Dr Julian Abel is joint author of The Compassion Project, along with the prize winning novelist Lindsay Clarke. The book describes the background to the Frome Project, its implementation and the wider implications of the application of compassion both in medicine and in society at large. He runs a podcast, Survival of the Kindest about compassion, its presence, its absence and the consequences of both.
Professor Samar Aoun
Professor Samar Aoun is Perron Institute Research Chair in Palliative Care at the University of Western Australia, Head of Palliative Care Research at Perron Institute, adjunct professor at La Trobe University and Chair of Compassionate Communities Australia.
Samar is an international leader in the promotion and advocacy of public health approaches to palliative care and led this approach for those living with grief and bereavement. She is known as an innovator and a champion of practice and policy translation of public health science for palliative care.
Her work on social models in bereavement support has provided empirical evidence to strengthen the Compassionate Communities approach to care. She co-founded the South West Compassionate Communities Network and led the Compassionate Connectors program which offered the practical and social support needed by families with life limiting illnesses, with community citizens working alongside palliative care and chronic disease teams. The program significantly improved social connectedness and reduced hospital admissions.

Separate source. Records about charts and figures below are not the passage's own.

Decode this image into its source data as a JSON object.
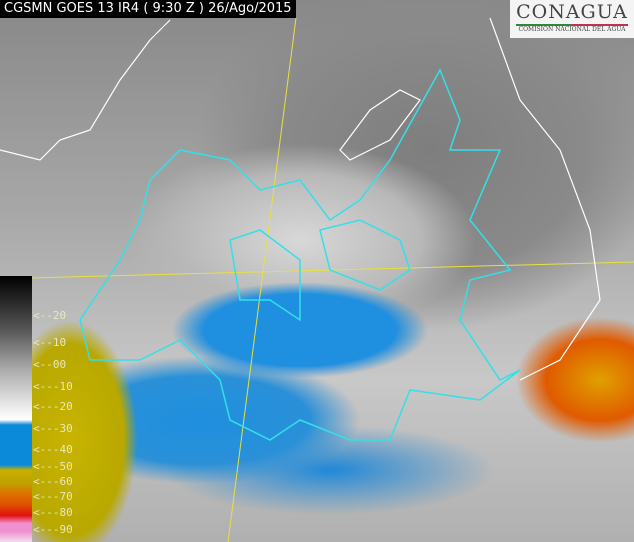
{
  "header": {
    "title": "CGSMN GOES 13 IR4 ( 9:30 Z ) 26/Ago/2015"
  },
  "logo": {
    "name": "CONAGUA",
    "subtitle": "COMISIÓN NACIONAL DEL AGUA"
  },
  "legend": {
    "arrow": "<--",
    "labels": [
      "20",
      "10",
      "00",
      "-10",
      "-20",
      "-30",
      "-40",
      "-50",
      "-60",
      "-70",
      "-80",
      "-90"
    ]
  },
  "colors": {
    "borders": "#ffffff",
    "state_outline": "#33e0e8",
    "gridlines": "#e8e040",
    "cold_cloud": "#1f8fdf",
    "very_cold": "#c8b000",
    "coldest": "#e05000"
  }
}
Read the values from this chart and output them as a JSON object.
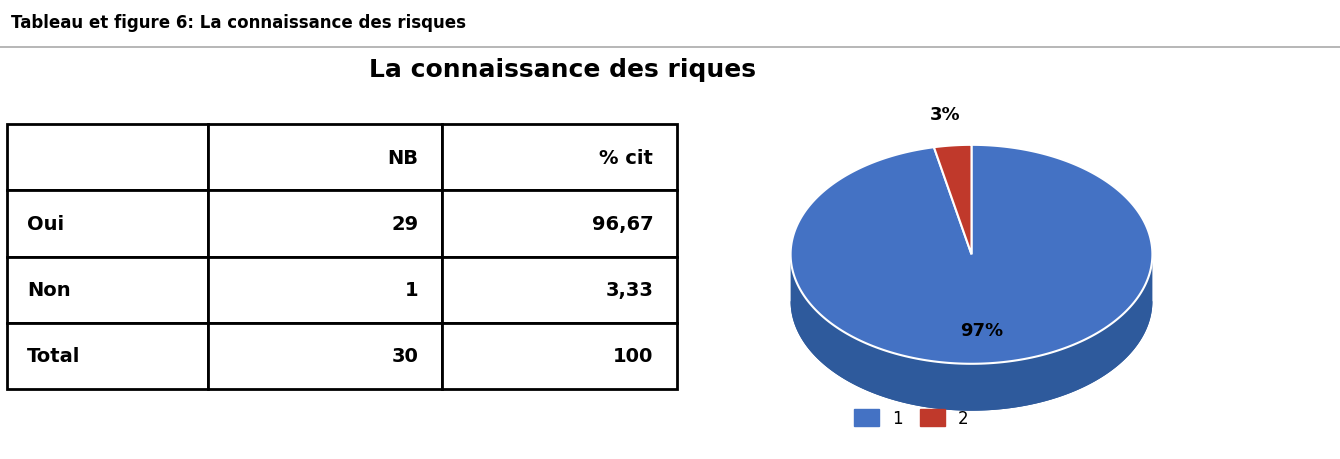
{
  "title": "La connaissance des riques",
  "header_title": "Tableau et figure 6: La connaissance des risques",
  "table_col_labels": [
    "",
    "NB",
    "% cit"
  ],
  "table_rows": [
    [
      "Oui",
      "29",
      "96,67"
    ],
    [
      "Non",
      "1",
      "3,33"
    ],
    [
      "Total",
      "30",
      "100"
    ]
  ],
  "pie_values": [
    96.67,
    3.33
  ],
  "pie_labels": [
    "97%",
    "3%"
  ],
  "pie_colors": [
    "#4472C4",
    "#C0392B"
  ],
  "pie_dark_colors": [
    "#2E5A9C",
    "#7B0000"
  ],
  "legend_labels": [
    "1",
    "2"
  ],
  "legend_colors": [
    "#4472C4",
    "#C0392B"
  ],
  "bg_color": "#FFFFFF",
  "title_fontsize": 18,
  "header_fontsize": 12
}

She is a current board member of Palliative Care WA and a past president of the Motor Neurone Disease (MND) Association in Western Australia and MND Australia. Internationally, she is a member of Public Health Palliative Care International and the Public Health Palliative Care reference group of the European Association of Palliative Care. She was awarded the Centenary Medal in 2003 from the Prime Minister of Australia, received in 2018 the Medal for Excellence from the European Society for Person Centred Healthcare and was recently awarded the 2023 WA Australian of the Year.